The independent health and safety review, which was released this morning, found the Ports had a culture of putting productivity and profitability over health and safety, as well as problems with risk management after two deaths on the port in three years.
Ports chairman Bill Osborne said it was “certainly not the case” when asked if profit was prioritised over safety.
“That is certainly not the case, we’ve invested heavily in making sure the place is safe and secure, tunnels to keep our people safe away from straddles, we’ve introduced lash platforms to keep our people safe and recently what we’ve down is reduce the hours of work and given two consecutive days off,” Gibson continued.
“We are very focused on making sure we are doing the right thing.”
The review was commissioned by Auckland Council following the death of Pala'amo Kalati, who was crushed by a container on an overnight shift last August.
Kalati‘s death came less than two weeks after the company admitted a health and safety charge at the Auckland District Court, following the death of 23-year-old straddle crane driver, Laboom Dyer, in 2018.
Under continued questions from media today, Gibson backtracked and admitted he accepted “100 per cent” of the review’s findings.
“I take a heavy responsibility for that and have to take leadership in this space.”
“That we have the proper systems and standard operating procedures in place to make sure people go home safe.
Gibson, who did not consider resigning, said he had an obligation to do everything he could to prevent further deaths on the port.

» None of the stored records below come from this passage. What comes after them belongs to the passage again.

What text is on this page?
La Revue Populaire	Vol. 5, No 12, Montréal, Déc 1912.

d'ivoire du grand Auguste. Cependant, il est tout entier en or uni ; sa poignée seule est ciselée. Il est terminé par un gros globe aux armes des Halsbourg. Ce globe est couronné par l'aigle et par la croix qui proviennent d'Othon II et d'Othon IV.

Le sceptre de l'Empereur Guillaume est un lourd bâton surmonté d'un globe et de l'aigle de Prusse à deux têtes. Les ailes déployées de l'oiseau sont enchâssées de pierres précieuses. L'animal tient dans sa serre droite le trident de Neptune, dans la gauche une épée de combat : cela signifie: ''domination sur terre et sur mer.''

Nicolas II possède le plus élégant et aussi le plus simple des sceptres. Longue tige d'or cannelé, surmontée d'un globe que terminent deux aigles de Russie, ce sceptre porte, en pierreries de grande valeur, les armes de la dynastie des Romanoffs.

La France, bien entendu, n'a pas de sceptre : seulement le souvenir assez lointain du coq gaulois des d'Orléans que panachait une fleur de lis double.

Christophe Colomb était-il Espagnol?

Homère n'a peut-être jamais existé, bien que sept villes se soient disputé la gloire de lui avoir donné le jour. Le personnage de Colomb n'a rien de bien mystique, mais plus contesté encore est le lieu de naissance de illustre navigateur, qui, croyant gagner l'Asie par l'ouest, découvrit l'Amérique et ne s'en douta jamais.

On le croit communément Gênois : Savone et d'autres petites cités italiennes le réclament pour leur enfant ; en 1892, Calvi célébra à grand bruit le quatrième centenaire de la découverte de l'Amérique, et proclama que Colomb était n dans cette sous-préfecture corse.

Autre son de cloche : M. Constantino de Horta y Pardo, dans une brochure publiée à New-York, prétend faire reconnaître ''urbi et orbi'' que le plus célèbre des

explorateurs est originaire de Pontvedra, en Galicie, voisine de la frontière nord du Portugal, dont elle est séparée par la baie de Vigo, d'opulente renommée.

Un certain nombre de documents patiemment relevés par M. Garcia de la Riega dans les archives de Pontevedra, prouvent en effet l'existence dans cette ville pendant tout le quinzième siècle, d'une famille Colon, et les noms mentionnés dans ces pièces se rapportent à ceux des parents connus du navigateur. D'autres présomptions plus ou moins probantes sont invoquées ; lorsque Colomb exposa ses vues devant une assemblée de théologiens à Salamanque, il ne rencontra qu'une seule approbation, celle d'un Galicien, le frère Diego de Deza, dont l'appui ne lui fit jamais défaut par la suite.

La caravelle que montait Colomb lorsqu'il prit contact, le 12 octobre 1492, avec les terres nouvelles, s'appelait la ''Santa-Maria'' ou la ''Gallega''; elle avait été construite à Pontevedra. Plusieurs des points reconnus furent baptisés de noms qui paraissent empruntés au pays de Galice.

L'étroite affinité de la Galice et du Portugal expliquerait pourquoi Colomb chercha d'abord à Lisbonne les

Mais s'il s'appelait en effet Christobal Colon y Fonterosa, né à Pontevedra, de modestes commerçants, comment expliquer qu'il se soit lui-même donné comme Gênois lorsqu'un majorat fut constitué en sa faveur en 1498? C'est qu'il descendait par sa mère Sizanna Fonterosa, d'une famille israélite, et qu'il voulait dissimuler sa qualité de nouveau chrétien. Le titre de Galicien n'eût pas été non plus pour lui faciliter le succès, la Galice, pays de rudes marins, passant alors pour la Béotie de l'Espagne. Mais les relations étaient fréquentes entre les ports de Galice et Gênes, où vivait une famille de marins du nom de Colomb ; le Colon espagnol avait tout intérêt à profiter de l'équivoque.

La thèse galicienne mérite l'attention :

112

“I thought I had set a tone [of safety] but obviously the report said something different, so I have to remedy that and I feel a moral obligation to do so,” Gibson said.
“It made me feel sick [when I read it], again I felt a moral obligation to find out why this is happening and make sure that I can lead a programme of work that can deliver on the recommendations.”
Osborne said you could never guarantee that there would be no further lives lost on the port.
“Our obligation is to take all possible actions to prevent these sorts of things happening, if something else happened like that [a death], I don’t know that I would stay here either, it’s a serious issue that we have to live with if we haven’t done something that could prevent a mishap of that consequence on the port, I would feel personally responsible as well.”
Gibson said he would take the lead for repairing the relationship with the Maritime Union of NZ after the review found “the legacy of labour relations dissent is hampering the underlying organisational culture”.
He also said he was not aware that workers were scared to raise health and safety concerns or near misses after those who did were viewed as troublemakers.
The review found that workers had the “perception that line management do not follow up on health and safety issues and see those raising them as troublemakers”.